Waste Lights Waste World
There are artists who work with plastic found in the sea. They search the waters with nets and baskets and proceed to create aesthetic collages with their findings. There are designers who create chairs by melting festival cups and discarded toys, or make tables by using scrap pieces of wood. More recently, Amsterdam’s Urban Waste Collective – five artists from various disciplines including architecture, interior and film – have created a globe by installing thousands of LED lights onto thousands of empty cans.

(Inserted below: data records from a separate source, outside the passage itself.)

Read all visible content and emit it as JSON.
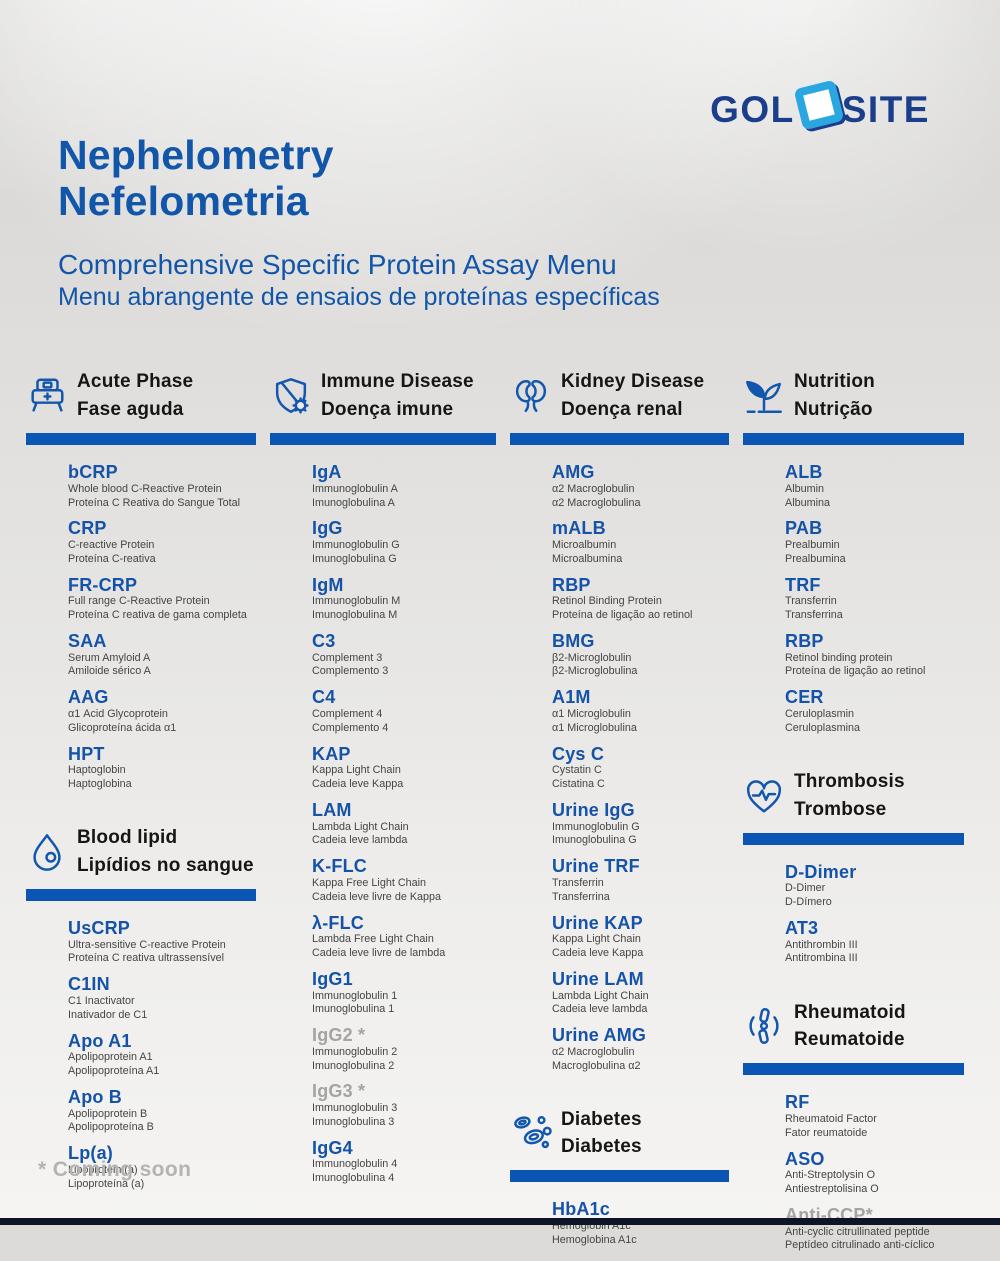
{
  "brand": {
    "left": "GOL",
    "right": "SITE"
  },
  "header": {
    "title_en": "Nephelometry",
    "title_pt": "Nefelometria",
    "subtitle_en": "Comprehensive Specific Protein Assay Menu",
    "subtitle_pt": "Menu abrangente de ensaios de proteínas específicas"
  },
  "footnote": "* Coming soon",
  "colors": {
    "accent_bar": "#0b55b4",
    "abbr_blue": "#1553a8",
    "title_blue": "#1256aa",
    "logo_navy": "#1b3e8c",
    "logo_light_blue": "#2aa7e0",
    "coming_soon_gray": "#a4a4a4"
  },
  "columns": [
    {
      "sections": [
        {
          "icon": "hospital-bed-icon",
          "title_en": "Acute Phase",
          "title_pt": "Fase aguda",
          "items": [
            {
              "abbr": "bCRP",
              "en": "Whole blood C-Reactive Protein",
              "pt": "Proteína C Reativa do Sangue Total"
            },
            {
              "abbr": "CRP",
              "en": "C-reactive Protein",
              "pt": "Proteína C-reativa"
            },
            {
              "abbr": "FR-CRP",
              "en": "Full range C-Reactive Protein",
              "pt": "Proteína C reativa de gama completa"
            },
            {
              "abbr": "SAA",
              "en": "Serum Amyloid A",
              "pt": "Amiloide sérico A"
            },
            {
              "abbr": "AAG",
              "en": "α1 Acid Glycoprotein",
              "pt": "Glicoproteína ácida α1"
            },
            {
              "abbr": "HPT",
              "en": "Haptoglobin",
              "pt": "Haptoglobina"
            }
          ]
        },
        {
          "icon": "blood-droplet-icon",
          "title_en": "Blood lipid",
          "title_pt": "Lipídios no sangue",
          "items": [
            {
              "abbr": "UsCRP",
              "en": "Ultra-sensitive C-reactive Protein",
              "pt": "Proteína C reativa ultrassensível"
            },
            {
              "abbr": "C1IN",
              "en": "C1 Inactivator",
              "pt": "Inativador de C1"
            },
            {
              "abbr": "Apo A1",
              "en": "Apolipoprotein A1",
              "pt": "Apolipoproteína A1"
            },
            {
              "abbr": "Apo B",
              "en": "Apolipoprotein B",
              "pt": "Apolipoproteína B"
            },
            {
              "abbr": "Lp(a)",
              "en": "Lipoprotein (a)",
              "pt": "Lipoproteína (a)"
            }
          ]
        }
      ]
    },
    {
      "sections": [
        {
          "icon": "shield-virus-icon",
          "title_en": "Immune Disease",
          "title_pt": "Doença imune",
          "items": [
            {
              "abbr": "IgA",
              "en": "Immunoglobulin A",
              "pt": "Imunoglobulina A"
            },
            {
              "abbr": "IgG",
              "en": "Immunoglobulin G",
              "pt": "Imunoglobulina G"
            },
            {
              "abbr": "IgM",
              "en": "Immunoglobulin M",
              "pt": "Imunoglobulina M"
            },
            {
              "abbr": "C3",
              "en": "Complement 3",
              "pt": "Complemento 3"
            },
            {
              "abbr": "C4",
              "en": "Complement 4",
              "pt": "Complemento 4"
            },
            {
              "abbr": "KAP",
              "en": "Kappa Light Chain",
              "pt": "Cadeia leve Kappa"
            },
            {
              "abbr": "LAM",
              "en": "Lambda Light Chain",
              "pt": "Cadeia leve lambda"
            },
            {
              "abbr": "K-FLC",
              "en": "Kappa Free Light Chain",
              "pt": "Cadeia leve livre de Kappa"
            },
            {
              "abbr": "λ-FLC",
              "en": "Lambda Free Light Chain",
              "pt": "Cadeia leve livre de lambda"
            },
            {
              "abbr": "IgG1",
              "en": "Immunoglobulin 1",
              "pt": "Imunoglobulina 1"
            },
            {
              "abbr": "IgG2 *",
              "en": "Immunoglobulin 2",
              "pt": "Imunoglobulina 2",
              "gray": true
            },
            {
              "abbr": "IgG3 *",
              "en": "Immunoglobulin 3",
              "pt": "Imunoglobulina 3",
              "gray": true
            },
            {
              "abbr": "IgG4",
              "en": "Immunoglobulin 4",
              "pt": "Imunoglobulina 4"
            }
          ]
        }
      ]
    },
    {
      "sections": [
        {
          "icon": "kidneys-icon",
          "title_en": "Kidney Disease",
          "title_pt": "Doença renal",
          "items": [
            {
              "abbr": "AMG",
              "en": "α2 Macroglobulin",
              "pt": "α2 Macroglobulina"
            },
            {
              "abbr": "mALB",
              "en": "Microalbumin",
              "pt": "Microalbumina"
            },
            {
              "abbr": "RBP",
              "en": "Retinol Binding Protein",
              "pt": "Proteína de ligação ao retinol"
            },
            {
              "abbr": "BMG",
              "en": "β2-Microglobulin",
              "pt": "β2-Microglobulina"
            },
            {
              "abbr": "A1M",
              "en": "α1 Microglobulin",
              "pt": "α1 Microglobulina"
            },
            {
              "abbr": "Cys C",
              "en": "Cystatin C",
              "pt": "Cistatina C"
            },
            {
              "abbr": "Urine IgG",
              "en": "Immunoglobulin G",
              "pt": "Imunoglobulina G"
            },
            {
              "abbr": "Urine TRF",
              "en": "Transferrin",
              "pt": "Transferrina"
            },
            {
              "abbr": "Urine KAP",
              "en": "Kappa Light Chain",
              "pt": "Cadeia leve Kappa"
            },
            {
              "abbr": "Urine LAM",
              "en": "Lambda Light Chain",
              "pt": "Cadeia leve lambda"
            },
            {
              "abbr": "Urine AMG",
              "en": "α2 Macroglobulin",
              "pt": "Macroglobulina α2"
            }
          ]
        },
        {
          "icon": "blood-cells-icon",
          "title_en": "Diabetes",
          "title_pt": "Diabetes",
          "items": [
            {
              "abbr": "HbA1c",
              "en": "Hemoglobin A1c",
              "pt": "Hemoglobina A1c"
            }
          ]
        }
      ]
    },
    {
      "sections": [
        {
          "icon": "plant-sprout-icon",
          "title_en": "Nutrition",
          "title_pt": "Nutrição",
          "items": [
            {
              "abbr": "ALB",
              "en": "Albumin",
              "pt": "Albumina"
            },
            {
              "abbr": "PAB",
              "en": "Prealbumin",
              "pt": "Prealbumina"
            },
            {
              "abbr": "TRF",
              "en": "Transferrin",
              "pt": "Transferrina"
            },
            {
              "abbr": "RBP",
              "en": "Retinol binding protein",
              "pt": "Proteína de ligação ao retinol"
            },
            {
              "abbr": "CER",
              "en": "Ceruloplasmin",
              "pt": "Ceruloplasmina"
            }
          ]
        },
        {
          "icon": "heart-pulse-icon",
          "title_en": "Thrombosis",
          "title_pt": "Trombose",
          "items": [
            {
              "abbr": "D-Dimer",
              "en": "D-Dimer",
              "pt": "D-Dímero"
            },
            {
              "abbr": "AT3",
              "en": "Antithrombin III",
              "pt": "Antitrombina III"
            }
          ]
        },
        {
          "icon": "joint-bone-icon",
          "title_en": "Rheumatoid",
          "title_pt": "Reumatoide",
          "items": [
            {
              "abbr": "RF",
              "en": "Rheumatoid Factor",
              "pt": "Fator reumatoide"
            },
            {
              "abbr": "ASO",
              "en": "Anti-Streptolysin O",
              "pt": "Antiestreptolisina O"
            },
            {
              "abbr": "Anti-CCP*",
              "en": "Anti-cyclic citrullinated peptide",
              "pt": "Peptídeo citrulinado anti-cíclico",
              "gray": true
            }
          ]
        }
      ]
    }
  ]
}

The lights are powered by the energy that’s left over in used batteries; batteries are never completely empty when you discard them at designated collection points.
Just like the sea plastic collages and the tables made of wood scraps, this artwork draws attention to the problems we prefer not to talk about; waste surplus and environmental issues are subjects that put a damper on things at even the best parties.
Urban Waste Collective uses the work to refer to the themes of surplus and reuse in various ways. Not only is the globe made up of empty cans fed with leftover energy, the structure was built by those with time to spare, like the unemployed, volunteers and students. The artwork is the result of the joining of forces: a collective project in the public space that is the result of the contributions of others. According to the collective, everyone plays an equally important role. And it’s for that reason that all the countries and continents on the globe light up in the same color.
No, idealism cannot be ignored. Nor can the trust in people who not only inhabit and pollute the earth, but who are also able to patch it back up and scrub it clean – only if they want and feel the need to. In the near future, excess plastic may be the best raw material. Illustrate this idea and translate it into something beautiful or functional instead of only suggesting it and you might make a difference.
That is also the power of this globe: it radiates the idea that reusing the earth can light it back up. At Repair Café, around the corner, they have known that for quite some time. So fill your pockets with used batteries like they’re diamonds and take them to the Urban Waste Collective. Because done doesn’t exist. At least this is something you can take to a party.